On 02/06/12 11:40 +0530, Gaurav Gugnani wrote:
Hello All,
Thks for helping me out, however i'm still stuck in middle of it and the issue has not yet resolved.
You should run your server in debug mode to determine what's going awry.
*Error:* /u01/app/openldap/product/2.4.26/etc/openldap>ldapsearch -Y DIGEST-MD5 -U sasluser7 -b 'o=xyz' SASL/DIGEST-MD5 authentication started Please enter your password: ldap_sasl_interactive_bind_s: Invalid credentials (49) additional info: SASL(-13): user not found: no secret in database
I checked for ACL and also now i'm using authz with following lines:
authz-regexp uid=([^,]*),cn=DIGEST-MD5,cn=auth uid=$1,ou=System,o=xyz
access to attrs="userpassword" by self write by anonymous auth by dn="uid=sasluser7,ou=System,o=xyz" read access to dn.base="o=xyz" by dn="uid=sasluser7,ou=System,o=xyz" read by users read access to dn.subtree="ou=Subscribers,o=xyz" by dn="uid=sasluser7,ou=System,o=xyz" read access to * by self write by dn="uid=sasluser7,ou=System,o=xyz" read
I hope it is fine.
I have 'by anonymous auth' on the following:
access to dn.base="ou=people,dc=example,dc=net" access to attrs=userPassword access to attrs=authzTo access to attrs=objectClass access to attrs=entry,uidNumber
You could determine if that's sufficient for you piecemeal wise but, again, use debug output to figure it out. For example:
slapd -d -1 -h ldap:/// -u openldap -g openldap
See the manpage for slapd for details.
Moreover, we can say that the user is created: /u01/app/openldap/product/2.4.26/etc/openldap>ldapsearch -x -W -D 'cn=manager,o=xyz' -b 'uid=sasluser7,ou=System,o=xyz' Enter LDAP Password: # extended LDIF # # LDAPv3 # base <uid=sasluser7,ou=System,o=xyz> with scope subtree # filter: (objectclass=*) # requesting: ALL #
# sasluser7, System, xyz dn: uid=sasluser7,ou=System,o=xyz uid: sasluser7 ou: System description: Special account for SASL Testing userPassword:: c2FzbVHzZXI3
Be aware that the above is a simple uuencoding of your password. It should now be considered publicly known.
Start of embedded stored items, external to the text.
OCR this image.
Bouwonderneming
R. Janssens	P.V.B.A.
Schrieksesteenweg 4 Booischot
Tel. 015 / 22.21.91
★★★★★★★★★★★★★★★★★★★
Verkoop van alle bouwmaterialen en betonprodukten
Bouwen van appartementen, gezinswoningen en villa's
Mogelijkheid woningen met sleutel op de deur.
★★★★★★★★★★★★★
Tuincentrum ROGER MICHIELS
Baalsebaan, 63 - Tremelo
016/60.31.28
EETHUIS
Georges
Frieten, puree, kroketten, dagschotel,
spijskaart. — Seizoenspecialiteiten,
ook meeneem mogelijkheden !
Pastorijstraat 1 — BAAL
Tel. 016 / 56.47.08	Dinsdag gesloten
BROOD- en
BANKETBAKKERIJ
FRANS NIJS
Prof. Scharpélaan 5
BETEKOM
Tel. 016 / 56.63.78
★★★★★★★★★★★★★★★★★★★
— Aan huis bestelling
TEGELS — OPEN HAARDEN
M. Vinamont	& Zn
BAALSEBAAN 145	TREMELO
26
objectClass: account objectClass: simpleSecurityObject
# search result search: 2 result: 0 Success
# numResponses: 2 # numEntries: 1
Also, i would like to highlight one thing:
That when i check for sasl dblist users - it thorws me an error. Can that be an issue point? /u01/app/openldap/product/2.4.26/etc/openldap>sasldblistusers -bash: sasldblistusers: command not found
Any of the cyrus sasl* commands are most likely doing the wrong thing, which default to using the sasldb auxprop store (which uses /etc/sasldb2) rather that slapd or ldapdb. I would not use them at this point as they're bound to confuse the matter.